Gubík is expected to meet with Péter Magyar in the coming days. “This is a period of cautious positioning,” Gubík has indicated that Magyar’s communication about the Beneš Decrees aligns with the Alliance’s position. With regard to subsidies, Magyar said they will retroactively investigate the use of funds which have been sent to the Hungarian organizations in neighbouring countries and will look into any potential past abuses. “The Hungarian Alliance is neck-deep in this, and skeletons may end up coming out of the closet.” According to Szalay, finances provided by the Bethlen Gábor Fund were managed without any transparency whatsoever, which could bring up some sensitive issues.
As for what the Hungarian community in Slovakia thought of the election results, Zoltán Szalay pointed to a public opinion poll conducted by Napunk–Ipsos ahead of the vote. According to its findings, the majority of Hungarians in Slovakia favored Fidesz, but the pro-Tisza camp was also significant: the ratio was 46 to 36 percent. The number of Fidesz supporters was higher among the backers of the Hungarian Alliance.
“Some were disappointed while others were confused,” and the intelligentsia and the youth welcomed Tisza’s victory.

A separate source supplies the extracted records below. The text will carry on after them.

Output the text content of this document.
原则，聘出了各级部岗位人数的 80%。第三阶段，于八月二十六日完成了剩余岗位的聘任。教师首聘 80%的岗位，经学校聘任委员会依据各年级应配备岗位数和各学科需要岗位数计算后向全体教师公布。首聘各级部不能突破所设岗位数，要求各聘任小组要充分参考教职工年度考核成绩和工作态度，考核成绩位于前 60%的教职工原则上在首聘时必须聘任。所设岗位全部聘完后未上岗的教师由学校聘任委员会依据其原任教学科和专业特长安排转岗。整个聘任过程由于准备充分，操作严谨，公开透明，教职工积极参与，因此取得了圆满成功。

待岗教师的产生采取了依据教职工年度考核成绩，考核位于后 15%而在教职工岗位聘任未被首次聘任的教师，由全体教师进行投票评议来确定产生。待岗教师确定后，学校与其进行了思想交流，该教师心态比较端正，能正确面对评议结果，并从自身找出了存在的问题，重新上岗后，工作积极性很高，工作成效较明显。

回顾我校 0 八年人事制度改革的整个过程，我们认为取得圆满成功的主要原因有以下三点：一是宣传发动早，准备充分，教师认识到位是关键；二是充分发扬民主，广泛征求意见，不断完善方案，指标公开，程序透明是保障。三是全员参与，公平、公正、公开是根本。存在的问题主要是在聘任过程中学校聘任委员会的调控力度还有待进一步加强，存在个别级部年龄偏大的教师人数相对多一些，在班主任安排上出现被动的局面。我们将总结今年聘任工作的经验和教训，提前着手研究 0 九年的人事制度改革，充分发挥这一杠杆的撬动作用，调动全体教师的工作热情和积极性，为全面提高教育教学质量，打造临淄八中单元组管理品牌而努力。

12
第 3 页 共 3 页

“Obviously, there are fears, especially with regard to subsidies,” said Szalay when asked whether Hungarians in Slovakia were apprehensive about Tisza’s victory. Some have spoken and written about subsidies not being withdrawn immediately during a Tisza government. However, some individuals close to the Alliance and its inner circle are fearful. “And the same applies to those who have enjoyed the benefits of the system”—organizations that have received large sums of money through political lobbyists are also concerned about the anticipated changes to the subsidy system. There have been suspicions that some organizations were secretly channeling party subsidies to the Alliance, and previously to the MKP (Hungarian Coalition Party). The question now is, what will become of these organizations without this funding?